The 7 Most Common Behavior Problems in Teens

Teens aren't supposed to follow all the rules all the time.

As your teen begins to develop her own identity, she'll likely test the limits and break the rules sometimes. Most often, a little minor rebellion is part of normal teenage development.

It's important to respond to minor behavior problems swiftly, however, before they escalate into more serious problems. Here are the most common teenage behavior problems and the healthiest strategies for dealing with them. 

When teens get caught doing something wrong, they often lie for two reasons; to avoid disappointing people and to avoid the consequences of their choices. 

Lying can also be a way for teens to express their loyalty to their friends. Your teen may lie to a friend's parent to cover for her when she sneaks out of the house. Or, your teen may deny that her best friend has ever experimented with alcohol. 

And most teens are good at rationalizing the reasons they lie. Whether it's to prevent someone from being mad or it's to get their way when they know they're doing something wrong, lies often come with excuses. 

Make it clear to your teen that you expect her to be honest. Be a good role model too. Don't lie about your teen's age to get the cheaper price for the buffet and don't make up ailments to get out of social engagements. 

When you catch your teen lying, instill harsher consequences. Make it clear that telling the truth would lead to less serious disciplinary action. 


School Problems

It's hard to deal with misbehavior at school because you aren't there to witness the problem. And your teen's version of events is likely to be different than the report from the teacher.

Whether your teen is arguing with a teacher or refusing to do his work, it's important to get involved. Set up a meeting with the school to learn what's going on and work together as a team to address behavior problems.

If detentions, suspensions, and being sent to the principal's office aren't working, you might need to add some at-home consequences. Only allow your teen to have privileges, like a smartphone or time with friends, if he's behaving responsibly at school.

Risky Behavior

Your teen's brain is still developing, so she won't always consider the scope of her misbehavior until she's paying the consequences. Teens believe they're invincible and they struggle to manage their impulses. Unfortunately, that combination can be really dangerous at times.

Whether your teen is experimenting with drugs, or she's driving recklessly, don't chalk it up to, "kids will be kids." Intervene right away and remove your teen's privileges.

Your teen's risky behavior may be showing you she can't handle as much freedom as she has been given. Tightening the reigns for a while may be in order.

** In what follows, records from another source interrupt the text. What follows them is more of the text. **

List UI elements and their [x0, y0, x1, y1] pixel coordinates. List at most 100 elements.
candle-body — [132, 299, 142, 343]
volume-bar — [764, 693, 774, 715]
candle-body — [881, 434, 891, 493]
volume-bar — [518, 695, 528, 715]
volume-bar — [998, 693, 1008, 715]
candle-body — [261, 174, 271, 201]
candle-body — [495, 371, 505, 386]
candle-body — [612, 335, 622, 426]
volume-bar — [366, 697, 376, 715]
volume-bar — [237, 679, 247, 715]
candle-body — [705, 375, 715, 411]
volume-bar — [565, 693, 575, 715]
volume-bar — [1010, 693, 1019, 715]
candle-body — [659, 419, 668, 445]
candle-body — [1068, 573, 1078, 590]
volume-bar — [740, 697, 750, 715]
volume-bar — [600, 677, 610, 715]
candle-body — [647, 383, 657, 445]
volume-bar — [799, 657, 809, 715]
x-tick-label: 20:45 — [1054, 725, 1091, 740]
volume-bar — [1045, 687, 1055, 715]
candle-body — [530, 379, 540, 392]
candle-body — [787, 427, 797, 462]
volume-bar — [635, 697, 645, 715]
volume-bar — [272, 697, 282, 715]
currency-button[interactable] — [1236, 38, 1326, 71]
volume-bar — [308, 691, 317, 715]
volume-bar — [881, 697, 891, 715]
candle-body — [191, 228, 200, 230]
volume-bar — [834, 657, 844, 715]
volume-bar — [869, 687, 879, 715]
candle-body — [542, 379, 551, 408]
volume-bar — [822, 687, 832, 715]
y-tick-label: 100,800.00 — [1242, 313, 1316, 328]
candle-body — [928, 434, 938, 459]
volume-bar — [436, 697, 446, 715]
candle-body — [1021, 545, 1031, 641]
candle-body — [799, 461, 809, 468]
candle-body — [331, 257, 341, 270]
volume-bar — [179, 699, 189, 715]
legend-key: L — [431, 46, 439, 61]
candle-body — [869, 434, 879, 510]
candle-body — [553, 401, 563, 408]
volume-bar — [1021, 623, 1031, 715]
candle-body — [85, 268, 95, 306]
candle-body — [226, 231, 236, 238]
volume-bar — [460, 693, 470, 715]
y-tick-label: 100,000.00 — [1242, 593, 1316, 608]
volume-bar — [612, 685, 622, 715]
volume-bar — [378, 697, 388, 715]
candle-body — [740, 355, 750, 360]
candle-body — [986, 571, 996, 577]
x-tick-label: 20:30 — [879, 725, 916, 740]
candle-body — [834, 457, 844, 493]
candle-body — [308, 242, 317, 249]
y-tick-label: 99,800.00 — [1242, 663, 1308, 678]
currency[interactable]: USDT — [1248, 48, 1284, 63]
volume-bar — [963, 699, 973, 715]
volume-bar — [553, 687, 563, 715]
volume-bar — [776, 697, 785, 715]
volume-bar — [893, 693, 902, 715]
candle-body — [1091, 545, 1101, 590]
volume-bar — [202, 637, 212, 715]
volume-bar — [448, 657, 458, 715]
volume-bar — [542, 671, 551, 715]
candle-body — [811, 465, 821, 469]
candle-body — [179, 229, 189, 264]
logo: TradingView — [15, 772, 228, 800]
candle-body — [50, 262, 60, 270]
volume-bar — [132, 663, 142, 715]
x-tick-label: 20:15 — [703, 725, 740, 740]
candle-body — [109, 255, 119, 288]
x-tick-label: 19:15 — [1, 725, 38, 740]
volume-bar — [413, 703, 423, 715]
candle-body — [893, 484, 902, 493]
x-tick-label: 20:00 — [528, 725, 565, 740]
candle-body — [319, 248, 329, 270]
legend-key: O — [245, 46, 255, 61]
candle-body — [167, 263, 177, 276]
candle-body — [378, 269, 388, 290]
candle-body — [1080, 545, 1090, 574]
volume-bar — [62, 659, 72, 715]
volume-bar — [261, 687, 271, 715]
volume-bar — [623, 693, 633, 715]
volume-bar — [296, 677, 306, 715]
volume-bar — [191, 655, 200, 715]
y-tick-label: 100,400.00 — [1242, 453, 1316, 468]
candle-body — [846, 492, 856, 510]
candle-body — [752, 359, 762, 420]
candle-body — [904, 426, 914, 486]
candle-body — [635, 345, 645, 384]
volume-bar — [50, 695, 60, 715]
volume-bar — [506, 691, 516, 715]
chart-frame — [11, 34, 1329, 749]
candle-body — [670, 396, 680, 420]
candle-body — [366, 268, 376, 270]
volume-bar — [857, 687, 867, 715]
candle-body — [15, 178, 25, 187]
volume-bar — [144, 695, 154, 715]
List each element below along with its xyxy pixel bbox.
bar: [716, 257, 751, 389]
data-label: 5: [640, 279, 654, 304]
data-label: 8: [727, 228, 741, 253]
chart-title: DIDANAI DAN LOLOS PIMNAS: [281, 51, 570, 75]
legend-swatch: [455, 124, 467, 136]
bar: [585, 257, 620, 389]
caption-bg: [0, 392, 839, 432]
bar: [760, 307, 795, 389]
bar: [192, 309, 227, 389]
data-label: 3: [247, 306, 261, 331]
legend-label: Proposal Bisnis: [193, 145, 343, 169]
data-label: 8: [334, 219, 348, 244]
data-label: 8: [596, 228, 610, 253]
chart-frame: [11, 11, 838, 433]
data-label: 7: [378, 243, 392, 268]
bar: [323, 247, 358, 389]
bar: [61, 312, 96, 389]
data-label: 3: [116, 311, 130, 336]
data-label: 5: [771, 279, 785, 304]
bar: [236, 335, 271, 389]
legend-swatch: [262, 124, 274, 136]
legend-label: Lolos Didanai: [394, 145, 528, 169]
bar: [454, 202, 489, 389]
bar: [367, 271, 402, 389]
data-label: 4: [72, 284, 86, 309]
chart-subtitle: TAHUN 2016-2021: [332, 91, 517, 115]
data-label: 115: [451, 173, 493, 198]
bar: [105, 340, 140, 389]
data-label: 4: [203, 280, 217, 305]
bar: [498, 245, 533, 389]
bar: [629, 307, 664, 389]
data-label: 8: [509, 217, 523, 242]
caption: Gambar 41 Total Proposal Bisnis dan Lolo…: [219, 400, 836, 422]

If your teen's behavior is serious, seek professional help. Talk to your teen's doctor or meet with a mental health professional. 

Arguing, backtalk, and disrespect may come and go in waves during the teen years. Your teen may be snarky one minute and loving the next.

Sometimes it stems from a desire to be rebellious, and at other times it can signal a problem with the parent/child relationship. 

Listen to your teen actively, follow through with consequences even after the argument is over and talk to your teen about the lack of respect they are showing you when she talks back. 

Studies show rude teens turn into rude adults. So it's essential that you address the behavior in a productive manner now, so your teen communicate better as an adult.


Sometimes teens swear as a way to feel older or as a means to fit in with their peers. At other times, it's a matter of shock value and to test the reaction of their parents.

The way you respond to swearing should depend on your values. Some parents find it best to just ignore it. Giving swear words too much attention may make your teen swear more.

Other families set clear rules about swearing. And whenever that rule is broken, there needs to be a consequence. A swear jar or a short-term loss of privileges may be helpful.


Whether your teen has started made it a habit to come 15 minutes late or he tried sneaking in an hour past curfew, most teens try to test the limits once in a while.

Take curfew violations seriously. Establish a behavior contract and have your teen sign it. Make the consequences for curfew violations clear ahead of time.


Acting Entitled

Many of today's teens lose sight of what's a privilege and what's a right. They act entitled to smartphones, endless attention, and ongoing luxuries.

Make it clear to your teen the privileges, including electronics, must be earned. If your teen isn't doing his chores, getting his homework done, and following the rules, don't allow him to have his privileges. 

Reduce entitlement and narcissism by making it clear that the world doesn't revolve around your teen. Get your teen involved in helping others and solving problems and you'll reduce his sense of entitlement.